From the wide-angle, equatorial X-ray data of a beta-amyloid analogue, we previously calculated the electron density of the constituent beta-crystallite, which assembles as multimers (four to six crystallites) in building the amyloid fibre. In the scattering region where the spacing d < approximately 10 A, the observed reflections were indexed by an orthogonal lattice with a unit cell having a = 9.44 A, b = 6.92 A and c = 10.76 A. The phases were initially derived from the atomic coordinates of the beta-keratin backbone and were optimized by including new peaks (as point atom or sphere) in the subsequent Fourier iteration.
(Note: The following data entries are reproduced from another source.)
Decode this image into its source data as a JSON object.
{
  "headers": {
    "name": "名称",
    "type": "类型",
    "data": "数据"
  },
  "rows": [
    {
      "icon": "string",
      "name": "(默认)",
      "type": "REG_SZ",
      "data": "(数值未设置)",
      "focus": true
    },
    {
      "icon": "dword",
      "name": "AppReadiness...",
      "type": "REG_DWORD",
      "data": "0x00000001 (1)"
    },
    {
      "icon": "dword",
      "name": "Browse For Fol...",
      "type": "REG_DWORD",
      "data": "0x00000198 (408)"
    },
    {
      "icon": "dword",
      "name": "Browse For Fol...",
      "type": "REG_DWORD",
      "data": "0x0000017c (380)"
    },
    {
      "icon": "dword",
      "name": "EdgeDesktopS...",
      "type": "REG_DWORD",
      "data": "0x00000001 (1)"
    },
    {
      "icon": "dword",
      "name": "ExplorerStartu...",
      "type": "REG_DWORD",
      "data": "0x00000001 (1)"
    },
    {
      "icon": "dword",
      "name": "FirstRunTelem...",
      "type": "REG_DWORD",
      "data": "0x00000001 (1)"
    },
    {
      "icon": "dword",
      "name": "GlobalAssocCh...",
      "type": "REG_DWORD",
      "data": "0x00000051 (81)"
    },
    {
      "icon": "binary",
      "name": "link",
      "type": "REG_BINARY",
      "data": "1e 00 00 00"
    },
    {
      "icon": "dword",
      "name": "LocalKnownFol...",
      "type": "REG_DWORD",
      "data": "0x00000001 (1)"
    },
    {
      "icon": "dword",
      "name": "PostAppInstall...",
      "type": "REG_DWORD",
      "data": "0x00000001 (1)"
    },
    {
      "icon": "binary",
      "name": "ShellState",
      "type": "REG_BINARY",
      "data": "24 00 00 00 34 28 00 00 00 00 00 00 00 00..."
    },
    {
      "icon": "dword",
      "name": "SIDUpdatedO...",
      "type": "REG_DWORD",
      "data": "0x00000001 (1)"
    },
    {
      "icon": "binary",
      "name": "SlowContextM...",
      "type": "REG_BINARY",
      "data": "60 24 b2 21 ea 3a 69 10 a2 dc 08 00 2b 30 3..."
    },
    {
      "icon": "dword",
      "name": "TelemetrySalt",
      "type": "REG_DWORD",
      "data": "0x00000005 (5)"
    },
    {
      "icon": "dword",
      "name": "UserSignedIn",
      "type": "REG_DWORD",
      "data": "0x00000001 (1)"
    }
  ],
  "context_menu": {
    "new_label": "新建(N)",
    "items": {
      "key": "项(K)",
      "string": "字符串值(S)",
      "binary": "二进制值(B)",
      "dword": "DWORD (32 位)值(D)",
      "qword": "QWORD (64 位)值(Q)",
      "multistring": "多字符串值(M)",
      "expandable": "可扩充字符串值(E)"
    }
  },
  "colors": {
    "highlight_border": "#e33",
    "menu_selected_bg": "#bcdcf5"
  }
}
The R-factor between the observed and calculated amplitudes was refined to 35%. In further developing our analysis, we have now applied an alternative constraint to the optimization by eliminating the negative electron densities, and found that the R-factor decreased to 19% after three iterations. The refined electron density map fits phenylalanine, indicating that the amyloid core likely comes from the hydrophobic Leu-Val-Phe-Phe residues. We have applied the same type of optimization, using beta-silk as an initial phase model, to the hydrophobic H1 domain of the prion protein for which the monoclinic unit cell constants are a = 9.51 A, b = 7.06 A, c = 15.94 A and beta = 88.4 degrees. The R-factor decreased to 11% from 64% after two iterations. The electron density map shows a silk-like quarter-staggered arrangement of beta-sheets which, in the intersheet direction, have circular peaks in one beta-sheet and elongated peaks in the alternating beta-sheet. These peaks were interpreted as arising from the C-terminal alanine-rich domain and N-terminal hydrophobic residues. Skeletal atomic models for these core regions support this interpretation.